К сожалению, его постигло разочарование. Если бы он всучил свой подарок где-нибудь втихаря, то, вероятно, она оказалась бы в состоянии воспринять всю прелесть скульптуры; но панический страх, который охватывал ее при любом публичном сближении и проявлении на людях доверительности, настолько ослепил ее, что радость свою она высказала более чем скупо, ничего не изменилось в ее поведении и после того, как он извиняющимся тоном заметил, что, может быть, статуэтка удачно сочеталась бы со статуей Шиллера, "Да, если вы находите…" — безучастно процедила она, и это было все. Конечно, она могла бы использовать и этот подарок для украшения своей комнаты; но чтобы он не воображал себе, что все, что он тащит сюда, может претендовать на столь привилегированное место, и чтобы он раз и навсегда зарубил себе на носу, что она все еще достаточно высоко ставит чистоту своей комнаты, она повернулась и достала статуэтку Шиллера, дабы поставить ее вместе с новой Статуей Свободы на стойку рядом с Эйфелевой башней, Теперь там стояли певец свободы, американская статуя и французская башня, словно символы мыслей, которые были чужды госпоже Хентьен, а статуя протягивала руку, держащую факел, к господину Хентьену. Эшу показалось, что взгляд господина Хентьена оскверняет его подарки, он охотно бы потребовал, чтобы, по крайней мере, убрали портрет; а, впрочем, что бы это дало? Забегаловка, в которой вершил свои дела господин Хентьен, осталась бы в любом случае той же, а для него было даже лучше, что все честно и понятно остается на своем месте. Зачем врать и пытаться скрыть то, что скрыть невозможно! Для себя же он сделал открытие, что привлекла его сюда не только дешевизна угощения, которое он поглощал под взглядом господина Хентьена, но и что ему нужно его лицо для чего-то таинственного, подобного особой и горьковатой приправе к этому угощению: это была та же неизбежная горечь, с которой он позволил оскорбить себя неприветливому поведению матушки Хентьен и ощутил себя все же неизбежно сдавшимся, когда она в тот же момент ворчливо шепнула ему, что ночью он может заглянуть к ней.
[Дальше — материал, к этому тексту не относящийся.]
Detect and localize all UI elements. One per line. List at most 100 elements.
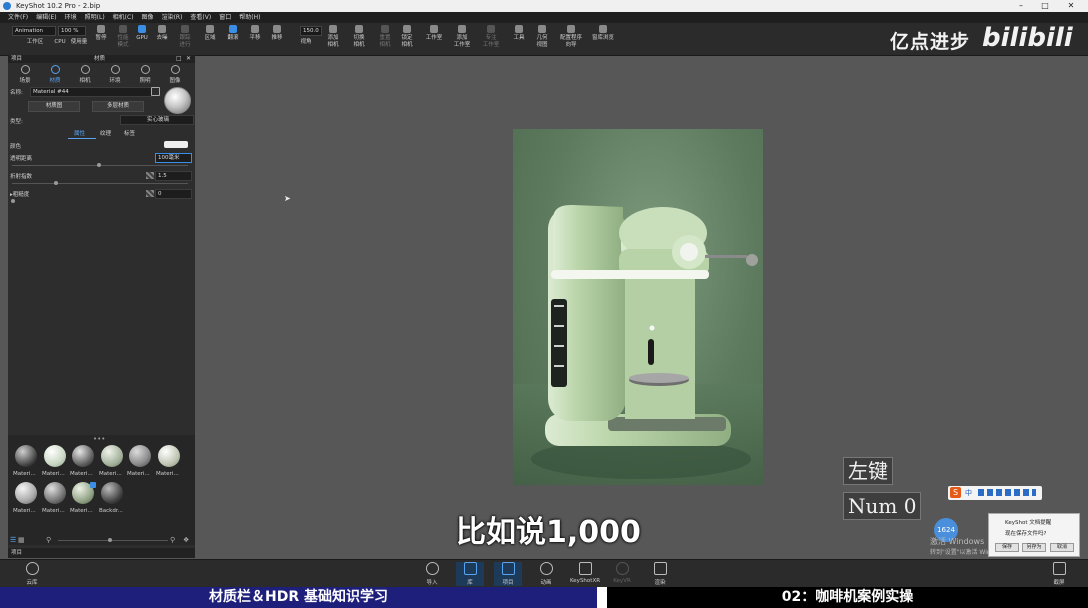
library-swatch[interactable] <box>101 445 123 467</box>
library-swatch[interactable] <box>15 482 37 504</box>
material-browser-button[interactable]: 窗库浏览 <box>588 25 618 53</box>
minimize-button[interactable]: – <box>1010 0 1032 12</box>
studio-manager-button[interactable]: 专注 工作室 <box>478 25 504 53</box>
add-camera-button[interactable]: 添加 相机 <box>322 25 344 53</box>
trackball-button[interactable]: 跟踪 进行 <box>174 25 196 53</box>
library-button[interactable]: 库 <box>456 562 484 586</box>
ior-slider-knob[interactable] <box>54 181 58 185</box>
configurator-wizard-button[interactable]: 配置程序 向导 <box>556 25 586 53</box>
library-swatch[interactable] <box>44 482 66 504</box>
menu-window[interactable]: 窗口 <box>219 14 231 21</box>
maximize-button[interactable]: □ <box>1034 0 1056 12</box>
thumbnail-size-slider[interactable] <box>58 540 168 541</box>
gpu-button[interactable]: GPU <box>134 25 150 53</box>
transparency-field[interactable]: 100毫米 <box>155 153 192 163</box>
list-view-icon[interactable]: ☰ <box>10 536 16 544</box>
dolly-button[interactable]: 推移 <box>267 25 287 53</box>
pan-button[interactable]: 平移 <box>245 25 265 53</box>
subtab-properties[interactable]: 属性 <box>74 129 85 137</box>
ior-texture-icon[interactable] <box>146 172 154 179</box>
tab-environment[interactable]: 环境 <box>100 64 130 84</box>
add-studio-button[interactable]: 添加 工作室 <box>450 25 474 53</box>
zoom-select[interactable]: 100 % <box>58 26 86 36</box>
render-button[interactable]: 渲染 <box>646 562 674 586</box>
menu-environment[interactable]: 环境 <box>65 14 77 21</box>
menu-camera[interactable]: 相机(C) <box>113 14 134 21</box>
tab-scene[interactable]: 场景 <box>10 64 40 84</box>
menu-view[interactable]: 查看(V) <box>190 14 211 21</box>
library-item-label: Materi... <box>42 471 65 477</box>
color-swatch[interactable] <box>164 141 188 148</box>
material-type-select[interactable]: 实心玻璃 <box>120 115 194 125</box>
menu-render[interactable]: 渲染(R) <box>162 14 183 21</box>
view-button[interactable]: 视角 <box>295 39 317 67</box>
material-graph-button[interactable]: 材质图 <box>28 101 80 112</box>
preset-select[interactable]: Animation <box>12 26 56 36</box>
project-button[interactable]: 项目 <box>494 562 522 586</box>
lock-camera-button[interactable]: 锁定 相机 <box>396 25 418 53</box>
denoise-button[interactable]: 去噪 <box>152 25 172 53</box>
material-name-field[interactable]: Material #44 <box>30 87 152 97</box>
subtab-labels[interactable]: 标签 <box>124 129 135 137</box>
switch-camera-button[interactable]: 切换 相机 <box>348 25 370 53</box>
transparency-slider-knob[interactable] <box>97 163 101 167</box>
library-swatch[interactable] <box>44 445 66 467</box>
ime-language-label[interactable]: 中 <box>965 488 972 498</box>
tools-button[interactable]: 工具 <box>510 25 528 53</box>
roughness-label[interactable]: ▸粗糙度 <box>10 190 29 198</box>
region-button[interactable]: 区域 <box>200 25 220 53</box>
thumbnail-size-knob[interactable] <box>108 538 112 542</box>
splitter-handle-icon[interactable]: ••• <box>93 435 105 443</box>
fov-field[interactable]: 150.0 <box>300 26 322 36</box>
animation-button[interactable]: 动画 <box>532 562 560 586</box>
library-label: 库 <box>467 580 473 586</box>
ior-slider[interactable] <box>12 183 188 184</box>
reset-camera-button[interactable]: 重置 相机 <box>374 25 396 53</box>
library-swatch[interactable] <box>15 445 37 467</box>
ime-toolbar[interactable]: S 中 <box>948 486 1042 500</box>
dialog-save-button[interactable]: 保存 <box>995 543 1019 552</box>
roughness-field[interactable]: 0 <box>155 189 192 199</box>
render-viewport[interactable] <box>513 129 763 485</box>
menu-file[interactable]: 文件(F) <box>8 14 28 21</box>
menu-edit[interactable]: 编辑(E) <box>36 14 56 21</box>
multi-material-button[interactable]: 多层材质 <box>92 101 144 112</box>
screenshot-button[interactable]: 截屏 <box>1045 562 1073 586</box>
dialog-save-as-button[interactable]: 另存为 <box>1022 543 1046 552</box>
keyvr-button[interactable]: KeyVR <box>608 562 636 584</box>
bottom-tab-project[interactable]: 项目 <box>11 550 22 556</box>
roughness-texture-icon[interactable] <box>146 190 154 197</box>
performance-mode-button[interactable]: 性能 模式 <box>113 25 133 53</box>
cloud-library-button[interactable]: 云库 <box>18 562 46 586</box>
ime-tools-icon[interactable] <box>978 489 1036 496</box>
subtab-textures[interactable]: 纹理 <box>100 129 111 137</box>
tab-camera[interactable]: 相机 <box>70 64 100 84</box>
menu-image[interactable]: 图像 <box>142 14 154 21</box>
grid-view-icon[interactable]: ▦ <box>18 536 25 544</box>
zoom-icon[interactable]: ⚲ <box>170 536 175 544</box>
library-swatch[interactable] <box>72 445 94 467</box>
tab-image[interactable]: 图像 <box>160 64 190 84</box>
panel-close-icon[interactable]: ✕ <box>186 55 191 63</box>
pause-button[interactable]: 暂停 <box>92 25 110 53</box>
tab-material[interactable]: 材质 <box>40 64 70 84</box>
library-swatch[interactable] <box>158 445 180 467</box>
save-material-icon[interactable] <box>151 87 160 96</box>
keyshotxr-button[interactable]: KeyShotXR <box>568 562 602 584</box>
ior-field[interactable]: 1.5 <box>155 171 192 181</box>
roughness-slider-knob[interactable] <box>11 199 15 203</box>
tab-lighting[interactable]: 照明 <box>130 64 160 84</box>
studio-button[interactable]: 工作室 <box>422 25 446 53</box>
library-swatch[interactable] <box>101 482 123 504</box>
tumble-button[interactable]: 翻滚 <box>223 25 243 53</box>
import-button[interactable]: 导入 <box>418 562 446 586</box>
dialog-cancel-button[interactable]: 取消 <box>1050 543 1074 552</box>
close-button[interactable]: ✕ <box>1060 0 1082 12</box>
library-swatch[interactable] <box>129 445 151 467</box>
menu-help[interactable]: 帮助(H) <box>239 14 260 21</box>
menu-lighting[interactable]: 照明(L) <box>85 14 105 21</box>
geometry-view-button[interactable]: 几何 视图 <box>531 25 553 53</box>
search-icon[interactable]: ⚲ <box>46 536 51 544</box>
settings-icon[interactable]: ❖ <box>183 536 189 544</box>
panel-float-icon[interactable]: □ <box>176 55 182 63</box>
Вторую половину дня он провел в похотливых мыслях о деловой любовной церемонии матушки Хентьен, В груди снова шевельнулись неприятные ощущения от этой деловитости, которая вступала в такое вопиющее противоречие с ее обычным отрицанием. В какие из ночей набралась она этих привычек? Забрезжила надежда, в которую он и сам не очень-то верил, и появилась уверенность, что все это исчезнет, однажды им нужно просто оказаться в Америке, и мягкость такой надежды растаяла в возбуждении, охватившем его, когда он ощутил в кармане ключ от двери ее дома. Он достал ключ и положил его на ладонь, ощущая гладкое железо стержня. Учить английский язык она, конечно же, отказалась, но дуновение будущего снова ощущалось в этих переулках. Ключ к свободе, подумал Эш. Собор высился серой громадой в поздних сумерках, торчали серые с металлическим отблеском башни, овеваемые ветрами нового и необычного. Эш считал часы, оставшиеся до полуночи. Важнее "Альгамбры" был бы набор девушек для Южной Америки. Целых пять часов, а затем откроются двери дома. Перед глазами Эша стояла ниша для постели, он видел ее, лежащую в постели: будто он скользит к ней, будто она вздрагивает от прикосновения его руки и его возбуждения, все это делает его дыхание частым и хриплым. А ведь еще на прошлой неделе и всегда до того она принимала его в глухой неподвижности, и хотя едва уловимое жесткое вздрагивание было чем-то очень незначительным, все же эта масса приподнялась в одном местечке, пусть крошечном, но все же девственном местечке, и это было подобно сигналу будущего и надежды. Эшу показалось неприличным сегодня, в день рождения матушки Хентьен, шляться по кабакам с проститутками; и он направился в "Альгамбру".